Em vários dos países que começam a aprofundar suas análises acerca da imbricada relação entre desenvolvimento tecnológico e desenvolvimento humano a inclusão de estudos no campo pedagógico e social toma importância ímpar.

Neste capítulo são apresentados e discutidos alguns dos pressupostos assumidos como fundamentalmente representativos da assunção de atitudes associadas ao ensino de engenharia. A identificação desses pressupostos está alicerçada no tripé formado pela vivência pessoal por mais de vinte e cinco anos como professor e pesquisador do departamento de engenharia mecânica da UFSC, pela literatura e aspectos curriculares próprios do ensino de engenharia, e pelo debate e literatura associada a temas CTS propiciados no contato com as áreas de humanidades (educação, sociologia e filosofia).

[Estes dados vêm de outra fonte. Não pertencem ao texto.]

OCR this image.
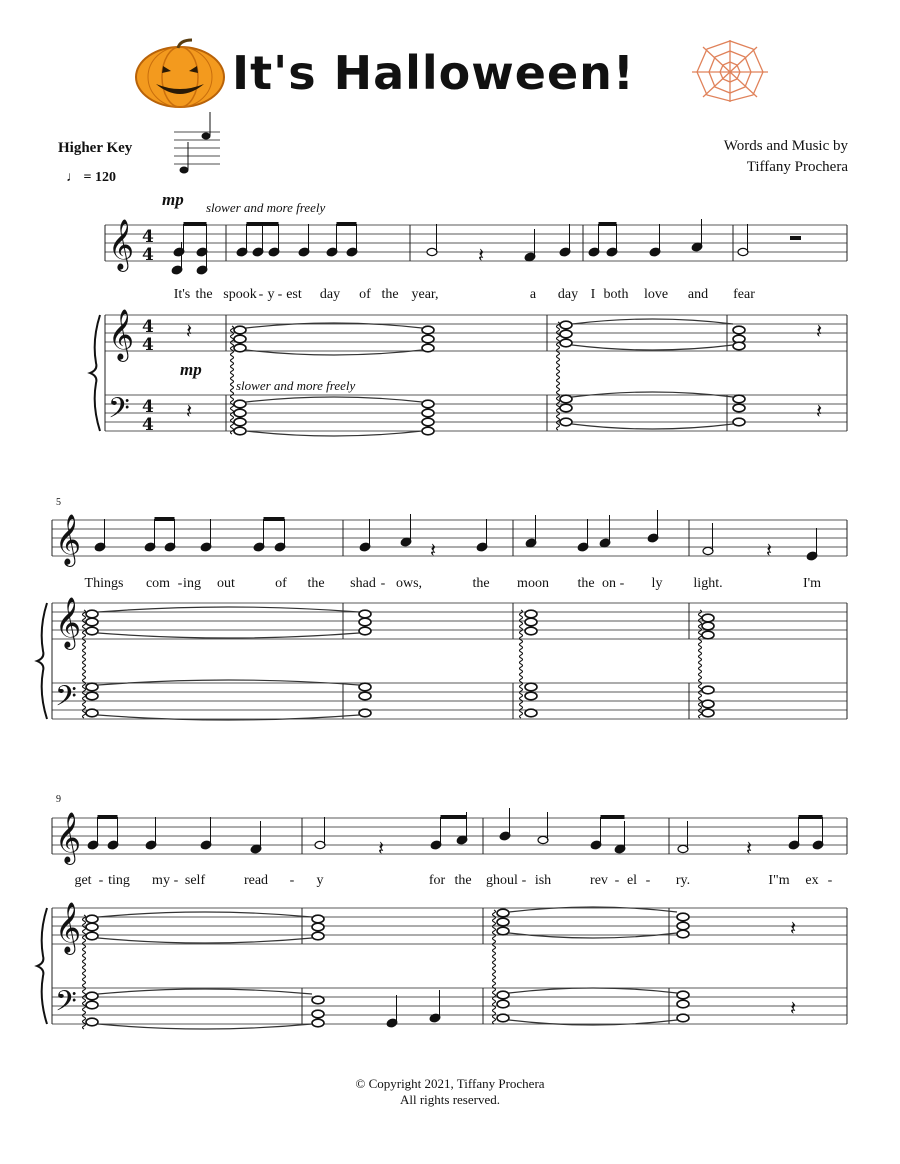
It's Halloween!
Higher Key
♩ = 120
Words and Music by
Tiffany Prochera
mp slower and more freely
mp
slower and more freely
5
9
It's the spook - y - est day of the year,	a day I both love and fear
Things com - ing out	of the shad - ows,	the moon the on - ly light.	I'm
get - ting my - self	read - y	for the ghoul - ish	rev - el - ry.	I"m ex -
© Copyright 2021, Tiffany Prochera
All rights reserved.
𝄞 4
4	𝄽
𝄞 4
4
𝄢 4
4
𝄽
𝄽
𝄽
𝄽
𝄞	𝄽	𝄽
𝄞
𝄢
𝄞	𝄽	𝄽
𝄞
𝄢
𝄽
𝄽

É perceptível a complexidade da tarefa e da responsabilidade de incitar reflexões a respeito de tais temas. Mas acredito ser necessário, indispensável e inadiável ampliar os debates em torno de questões sobre a natureza do conhecimento e das ações da engenharia que, por sua premência e atualidade, certamente se transformará, também no Brasil, em campo de estudo fundamental para o aprimoramento da tecnologia e do ensino tecnológico.